Note: Application could also be any other client platform which allows private connectivity to Cloud SQL. Also, the database engine could be Cloud SQL running PostgreSQL / Microsoft SQL Server or MySQL.
It is common for enterprises to give a friendly domain name to the database ip addresses. In-order to keep both the producer and consumer networks decoupled it is best to create a separate private Cloud DNS instance on each VPC Network. Then assign the similar DNS name for the same logical resource (target database) in both networks, as a convention. Using the similar names can help both the teams to communicate more efficiently.
For example, Application VPC (consumer) has a DNS entry db-inst1.app1.acemy.com resolving to ip address 22.214.171.124. Therefore the application will connect using uri db-inst1.app1.acemy.com:3306. Similarly the Database VPC (producer) will have the entry db-inst1.dbs.acemy.com resolving to the ip address of Cloud SQL instance. Note the subtle difference in subdomains of dns (app1 vs dbs). The db-inst1.dbs.acemy.com dns name can be used in the IP Tables configuration (instead of Cloud SQL ip).
Although it is possible to have the exact same DNS name in both networks, doing so can lead to debugging and human communication issues.
Managing connectivity to multiple database instances
The database team could be providing its services to multiple different applications, hosting several different database engines. Providing connectivity to each database instance will require a PSC, ILB and VM resources. It can be handled by using either of the following architectures or a combination of both.
1. Simple deployment
This architecture has separate gcp resources provisioned for connectivity per Cloud SQL instance. It can be more suitable for a multi-tenant application(s) or where there is risk of noisy neighbor problems. Therefore we recommend using this architecture.

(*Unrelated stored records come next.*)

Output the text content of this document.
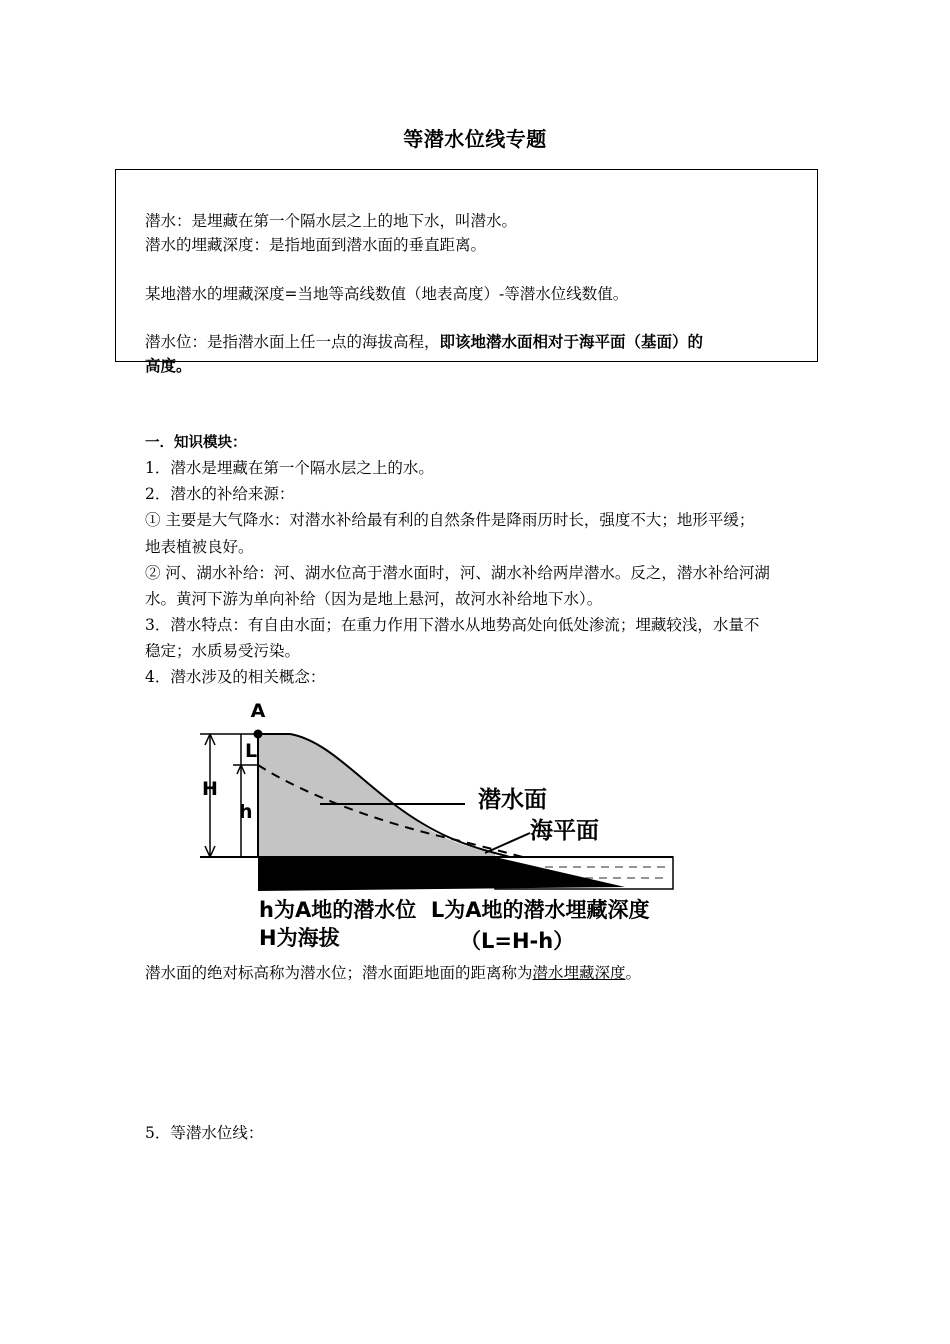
等潜水位线专题
潜水：是埋藏在第一个隔水层之上的地下水，叫潜水。
潜水的埋藏深度：是指地面到潜水面的垂直距离。
某地潜水的埋藏深度=当地等高线数值（地表高度）-等潜水位线数值。
潜水位：是指潜水面上任一点的海拔高程，即该地潜水面相对于海平面（基面）的
高度。
一．知识模块：
1．潜水是埋藏在第一个隔水层之上的水。
2．潜水的补给来源：
① 主要是大气降水：对潜水补给最有利的自然条件是降雨历时长，强度不大；地形平缓；
地表植被良好。
② 河、湖水补给：河、湖水位高于潜水面时，河、湖水补给两岸潜水。反之，潜水补给河湖
水。黄河下游为单向补给（因为是地上悬河，故河水补给地下水）。
3．潜水特点：有自由水面；在重力作用下潜水从地势高处向低处渗流；埋藏较浅，水量不
稳定；水质易受污染。
4．潜水涉及的相关概念：
A
L
H
h	潜水面
海平面
h为A地的潜水位  L为A地的潜水埋藏深度
H为海拔	（L=H-h）
潜水面的绝对标高称为潜水位；潜水面距地面的距离称为潜水埋藏深度。
5．等潜水位线：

2. Deployment with shared resources
In this architecture, client applications will need to use different ports to connect per Cloud SQL instance, as shown in blue (port 3316) and orange (port 3317). The PSC endpoint and service attachment do not have any port binding. Therefore the same pass through ILB for the allowed ports can be used. VM should be configured with IP Tables route for each port to the respective Cloud SQL instance.
There are some cost benefits due to sharing of resources. However there are a few factors which you should consider before implementing
All application(s) will have a network path to all Cloud SQL instances, which may be a concern.
Complexity of updating ip-tables as new Cloud SQL instances come online.
Noisy neighbor problem, if one database instance has higher traffic then it may choke the common instance group.
Recommendations and best practices
PSC based solution has only one hop (in path from client application to Cloud SQL instance), which happens on the Instance Group’s VM. Hence it has minimal latency overhead. This is because PSC and ILB are part of GCP’s software defined constructs of VPC Network.
Instance group’s VMs network performance depends on the machine type, hence factor in the bandwidth requirements and choose VM size accordingly.
Prefer to use a VM operating system with the smallest footprint (like Ubuntu Minimal LTS), to reduce attack surface and therefore frequency for OS patching.
Use a managed instance group for high availability and automatically heal from zonal failure.
If database connections are long running stateful (like cached connection pool), avoid frequent restarts to the VM with IP Tables. Similarly avoid configurations which cause frequent auto scaling (and shrinking).